New Zealand’s 61-year-old adoption laws are discriminatory and outdated, according to a new ruling.
A Human Rights Review Tribunal decision, which comes after two years of legal battles, has found the Adoption Act 1955 and the Adult Adoption Information Act 1985 contradicts the Human Rights Act and the Bill of Rights Act by discriminating against people based on sex, age, marital status and disability.
The current law stops civil union partners or same-sex de facto couples from adopting. It also places restrictions on single men trying to adopt a female child and stops anyone under the age of 25 from adopting.

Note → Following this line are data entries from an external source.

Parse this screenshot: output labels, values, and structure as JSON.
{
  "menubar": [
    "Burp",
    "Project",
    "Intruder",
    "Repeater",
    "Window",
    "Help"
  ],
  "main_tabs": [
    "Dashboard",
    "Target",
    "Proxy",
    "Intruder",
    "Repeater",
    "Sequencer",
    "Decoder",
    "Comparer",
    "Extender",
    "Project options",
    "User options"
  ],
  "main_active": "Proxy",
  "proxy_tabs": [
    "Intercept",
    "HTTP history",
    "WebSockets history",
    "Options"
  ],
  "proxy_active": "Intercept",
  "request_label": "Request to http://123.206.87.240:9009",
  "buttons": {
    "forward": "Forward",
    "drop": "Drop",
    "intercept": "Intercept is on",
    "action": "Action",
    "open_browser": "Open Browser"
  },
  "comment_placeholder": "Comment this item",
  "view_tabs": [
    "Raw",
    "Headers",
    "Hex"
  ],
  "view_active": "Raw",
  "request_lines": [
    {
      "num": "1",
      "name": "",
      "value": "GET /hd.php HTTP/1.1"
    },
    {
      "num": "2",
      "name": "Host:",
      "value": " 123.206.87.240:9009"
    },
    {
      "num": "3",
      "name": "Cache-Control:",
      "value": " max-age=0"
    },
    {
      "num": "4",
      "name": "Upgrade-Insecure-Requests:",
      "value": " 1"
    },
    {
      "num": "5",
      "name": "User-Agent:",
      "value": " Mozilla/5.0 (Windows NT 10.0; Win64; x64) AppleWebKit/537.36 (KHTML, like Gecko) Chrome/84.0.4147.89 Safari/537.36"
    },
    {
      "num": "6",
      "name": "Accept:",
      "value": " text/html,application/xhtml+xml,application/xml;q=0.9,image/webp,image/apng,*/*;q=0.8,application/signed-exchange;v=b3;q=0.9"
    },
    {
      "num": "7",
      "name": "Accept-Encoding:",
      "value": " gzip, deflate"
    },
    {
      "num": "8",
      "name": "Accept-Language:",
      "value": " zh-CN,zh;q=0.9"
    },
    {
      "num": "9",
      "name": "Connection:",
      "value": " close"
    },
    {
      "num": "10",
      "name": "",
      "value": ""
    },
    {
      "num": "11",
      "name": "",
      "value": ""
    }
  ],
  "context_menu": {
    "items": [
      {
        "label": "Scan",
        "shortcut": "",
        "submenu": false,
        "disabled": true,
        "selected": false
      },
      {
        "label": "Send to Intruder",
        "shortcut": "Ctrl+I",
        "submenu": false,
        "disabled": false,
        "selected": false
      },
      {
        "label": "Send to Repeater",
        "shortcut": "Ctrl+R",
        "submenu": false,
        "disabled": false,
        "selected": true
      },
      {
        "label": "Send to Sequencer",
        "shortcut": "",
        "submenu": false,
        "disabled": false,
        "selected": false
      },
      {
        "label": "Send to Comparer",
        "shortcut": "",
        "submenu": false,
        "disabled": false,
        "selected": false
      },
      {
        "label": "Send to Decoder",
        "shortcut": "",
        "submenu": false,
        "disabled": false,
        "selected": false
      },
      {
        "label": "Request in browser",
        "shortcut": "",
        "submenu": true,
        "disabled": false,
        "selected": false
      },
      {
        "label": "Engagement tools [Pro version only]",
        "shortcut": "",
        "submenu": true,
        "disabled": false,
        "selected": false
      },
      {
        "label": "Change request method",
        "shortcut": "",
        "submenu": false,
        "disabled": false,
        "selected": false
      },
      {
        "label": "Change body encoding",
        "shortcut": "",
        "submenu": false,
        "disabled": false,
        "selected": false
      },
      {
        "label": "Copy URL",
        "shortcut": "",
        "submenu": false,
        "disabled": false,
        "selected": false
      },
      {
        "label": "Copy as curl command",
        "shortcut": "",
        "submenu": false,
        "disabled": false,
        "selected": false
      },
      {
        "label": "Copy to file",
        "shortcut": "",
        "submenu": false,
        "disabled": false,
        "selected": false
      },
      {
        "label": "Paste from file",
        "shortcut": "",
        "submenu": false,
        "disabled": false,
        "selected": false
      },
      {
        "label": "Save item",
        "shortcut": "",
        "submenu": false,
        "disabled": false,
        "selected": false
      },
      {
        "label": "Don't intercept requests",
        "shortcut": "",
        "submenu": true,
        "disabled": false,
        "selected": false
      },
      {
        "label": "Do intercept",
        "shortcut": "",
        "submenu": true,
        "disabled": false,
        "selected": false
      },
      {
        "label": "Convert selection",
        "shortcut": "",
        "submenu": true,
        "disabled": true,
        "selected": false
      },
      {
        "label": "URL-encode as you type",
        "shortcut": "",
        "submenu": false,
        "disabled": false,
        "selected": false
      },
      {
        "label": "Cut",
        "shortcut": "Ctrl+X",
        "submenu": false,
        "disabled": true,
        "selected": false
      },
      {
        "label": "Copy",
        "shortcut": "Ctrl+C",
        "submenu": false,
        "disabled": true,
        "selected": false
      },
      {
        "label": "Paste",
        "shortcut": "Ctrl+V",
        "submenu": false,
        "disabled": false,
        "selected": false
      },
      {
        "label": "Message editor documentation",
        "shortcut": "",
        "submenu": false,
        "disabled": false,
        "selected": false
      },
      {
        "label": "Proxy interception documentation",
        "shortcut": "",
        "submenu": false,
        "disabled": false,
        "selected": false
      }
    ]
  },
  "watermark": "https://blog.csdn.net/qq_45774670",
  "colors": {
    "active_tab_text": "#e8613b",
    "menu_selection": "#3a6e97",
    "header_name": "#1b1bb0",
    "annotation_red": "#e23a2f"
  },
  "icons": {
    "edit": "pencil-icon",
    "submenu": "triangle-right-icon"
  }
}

The law is badly out of date. Apart from all the arbitary restrictions (a married gay couple can adopt but a civil union straight couple can not), it was written in a time when almost all adoptions were to “strangers”. Today over 90% are not. Almost all modern adoptions happen despite the Act, not because of it.
It does need changing badly. The arbitrary criteria should be replaced with one over-riding criteria – the best interests of the child.
The next step was for the Minister of Justice to bring the declaration on inconsistencies to the attention of Parliament, which has the power to then change the law.
I know Kevin Hague and Nikki Kaye worked on a members’ bill to update the law. But Kevin doesn’t have it in the ballot at the moment. It would be desirable for the Government to introduce a bill so there is certainty around Parliament considering this issue.